Neuroplasticity is nothing new. Donald O. Hebb began studying neuroplasticity in the mid-20th century. In fact, his popular studies on “Hebbian Plasticity” and “Hebbian Learning” from the 1950s were founded on the principles that the brain is 'plastic' and is constantly reshaping itself. I wrote extensively about the power of neuroplasticity in The Athlete's Way. (St. Martin's Press)
Donald Hebb discovered that neurons ‘fire-and-wire’ together through repeated patterns of experience, thinking, and behavior. The current neuroscientific findings support classic learning principles proposed by Donald Hebb, who discovered that the co-activation of two linked nerve cells leads to long term strengthening of their link, while activity that is not coordinated weakens this link.
The weakening of a neural network is called neural darwinism. Just like you can fire-and-wire neurons together through conscious training, you can also prune these connections by consciously denying to engage or nourish them. Each of us can literally hardwire brain patterns and the ‘trails’ that our mind is inclined to travel. You can incinerate negativity and nourish positivity by the choices of behavior and mindfulness you make everyday.
You can choose to see the glass as half-full or half-empty. Over time, these explanatory styles become hardwired habits at a neural level. Neuroplasticity is in the locus of your control. You can use these principles to change patterns of thought and behavior. Rewiring your mind can help you cope with and dismantle stressful memories, remove negativity and lower anxiety from your daily life. These changes could be seen in an fMRI reflected by changes in the neural networks and brain waves of your mind.
As our experiences become embedded in neural networks connections, they create "expectations" that come into play before we perform any type of mental task. This enables us to anticipate a consequence or outcome. The researchers hypothesize that information about earlier experiences is incorporated into the links between networks of nerve cells in the cortex, and these show up in the brain's spontaneously emerging wave patterns, even when we are at rest.

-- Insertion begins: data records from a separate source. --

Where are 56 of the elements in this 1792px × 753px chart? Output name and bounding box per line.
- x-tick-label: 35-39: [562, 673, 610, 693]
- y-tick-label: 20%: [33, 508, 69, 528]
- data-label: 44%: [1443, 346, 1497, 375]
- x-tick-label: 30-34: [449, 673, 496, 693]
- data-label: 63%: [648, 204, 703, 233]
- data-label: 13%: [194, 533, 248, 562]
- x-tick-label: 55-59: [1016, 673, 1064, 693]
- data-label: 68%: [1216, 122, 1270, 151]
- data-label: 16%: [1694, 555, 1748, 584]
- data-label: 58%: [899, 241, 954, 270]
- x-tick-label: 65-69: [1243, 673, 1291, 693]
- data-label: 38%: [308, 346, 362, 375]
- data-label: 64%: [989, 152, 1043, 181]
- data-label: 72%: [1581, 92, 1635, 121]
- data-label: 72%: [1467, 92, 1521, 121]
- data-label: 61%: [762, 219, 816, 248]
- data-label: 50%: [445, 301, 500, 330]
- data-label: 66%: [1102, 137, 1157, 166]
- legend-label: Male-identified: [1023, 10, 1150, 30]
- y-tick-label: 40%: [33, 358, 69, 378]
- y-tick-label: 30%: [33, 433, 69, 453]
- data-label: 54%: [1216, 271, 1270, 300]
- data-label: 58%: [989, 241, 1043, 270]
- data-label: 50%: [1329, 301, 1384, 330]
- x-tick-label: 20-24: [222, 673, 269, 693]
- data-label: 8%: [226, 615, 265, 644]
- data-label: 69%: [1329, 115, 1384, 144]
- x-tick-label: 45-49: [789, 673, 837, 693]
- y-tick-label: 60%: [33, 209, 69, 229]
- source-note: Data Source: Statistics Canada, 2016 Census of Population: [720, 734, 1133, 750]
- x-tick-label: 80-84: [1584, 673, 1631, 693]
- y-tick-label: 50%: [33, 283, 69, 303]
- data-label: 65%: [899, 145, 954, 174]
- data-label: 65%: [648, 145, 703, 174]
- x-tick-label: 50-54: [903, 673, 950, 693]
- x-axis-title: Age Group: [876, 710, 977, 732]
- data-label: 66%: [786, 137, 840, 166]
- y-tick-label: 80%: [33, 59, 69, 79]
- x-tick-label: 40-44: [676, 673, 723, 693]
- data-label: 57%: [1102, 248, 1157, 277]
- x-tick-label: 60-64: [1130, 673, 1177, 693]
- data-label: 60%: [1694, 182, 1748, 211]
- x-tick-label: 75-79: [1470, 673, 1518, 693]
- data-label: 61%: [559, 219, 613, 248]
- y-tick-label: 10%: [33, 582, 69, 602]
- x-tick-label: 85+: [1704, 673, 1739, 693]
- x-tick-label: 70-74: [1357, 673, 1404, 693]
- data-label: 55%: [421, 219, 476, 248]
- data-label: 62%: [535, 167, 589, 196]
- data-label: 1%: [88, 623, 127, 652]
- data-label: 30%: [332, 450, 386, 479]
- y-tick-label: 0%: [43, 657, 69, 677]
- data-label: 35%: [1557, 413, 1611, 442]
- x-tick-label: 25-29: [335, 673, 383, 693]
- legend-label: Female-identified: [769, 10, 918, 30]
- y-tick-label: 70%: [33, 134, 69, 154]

Conclusion: Mind Creates Reality
This new research suggests a wide range of future possibilities for exploring the mind and brain. For example, studying brain wave patterns could be used as a "mapping tool" for uncovering cognitive events from an individual's recent past and taking a snapshot of these cognitive states as a type of "brainprint." Researchers believe that a person's unique brain activity patterns could reveal a personality profile that is like a fingerprint – highlighting each individual's abilities, shortcomings, biases, learning skills, etc.
"Today, we are discovering more and more of the common principles of brain activity, but we have not been able to account for the differences between individuals," says Rafi Malach. Adding, "In the future, spontaneous brain patterns could be the key to obtaining unbiased individual profiles. Such profiles could be especially useful in diagnosing or learning the brain pathologies associated with a wide array of cognitive disabilities.”

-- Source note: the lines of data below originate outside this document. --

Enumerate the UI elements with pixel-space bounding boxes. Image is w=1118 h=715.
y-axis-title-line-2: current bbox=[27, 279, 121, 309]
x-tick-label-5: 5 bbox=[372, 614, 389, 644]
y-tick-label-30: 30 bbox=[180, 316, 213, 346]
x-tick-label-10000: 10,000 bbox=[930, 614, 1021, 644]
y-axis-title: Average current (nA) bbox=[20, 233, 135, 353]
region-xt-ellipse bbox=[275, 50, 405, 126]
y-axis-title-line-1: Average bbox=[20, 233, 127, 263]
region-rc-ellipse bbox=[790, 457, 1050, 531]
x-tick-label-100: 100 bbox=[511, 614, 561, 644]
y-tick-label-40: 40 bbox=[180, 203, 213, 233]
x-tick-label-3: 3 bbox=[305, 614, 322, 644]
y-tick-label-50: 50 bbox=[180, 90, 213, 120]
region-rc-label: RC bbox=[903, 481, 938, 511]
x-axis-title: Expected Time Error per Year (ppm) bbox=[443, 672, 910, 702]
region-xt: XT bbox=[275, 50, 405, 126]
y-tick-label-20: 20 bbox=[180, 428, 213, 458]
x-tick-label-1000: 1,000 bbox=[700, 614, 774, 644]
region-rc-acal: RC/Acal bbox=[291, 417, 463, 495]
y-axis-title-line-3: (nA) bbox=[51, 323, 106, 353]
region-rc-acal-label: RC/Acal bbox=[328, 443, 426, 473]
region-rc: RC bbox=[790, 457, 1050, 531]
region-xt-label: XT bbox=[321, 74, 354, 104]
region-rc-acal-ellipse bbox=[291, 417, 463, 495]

These findings give neuroscientists a new way to research processes like learning and decision-making in animals and in people. It also may help shed light on memory disorders like post-traumatic stress disorder (PTSD), which is characterized by strong, disturbing and uncontrolled memories. More research needs to be done on how replay events impact the way we make decisions. By finding ways to amplify or block specific replay events we can change the way we learn and remember.
Our habits of thought lead to habits of behavior at a neuronal level. Hopefully, these findings will inspire you to be proactive in reshaping the neural networks of your mind and re-wire your brain towards more loving-kindness, optimism and a positive explanatory style.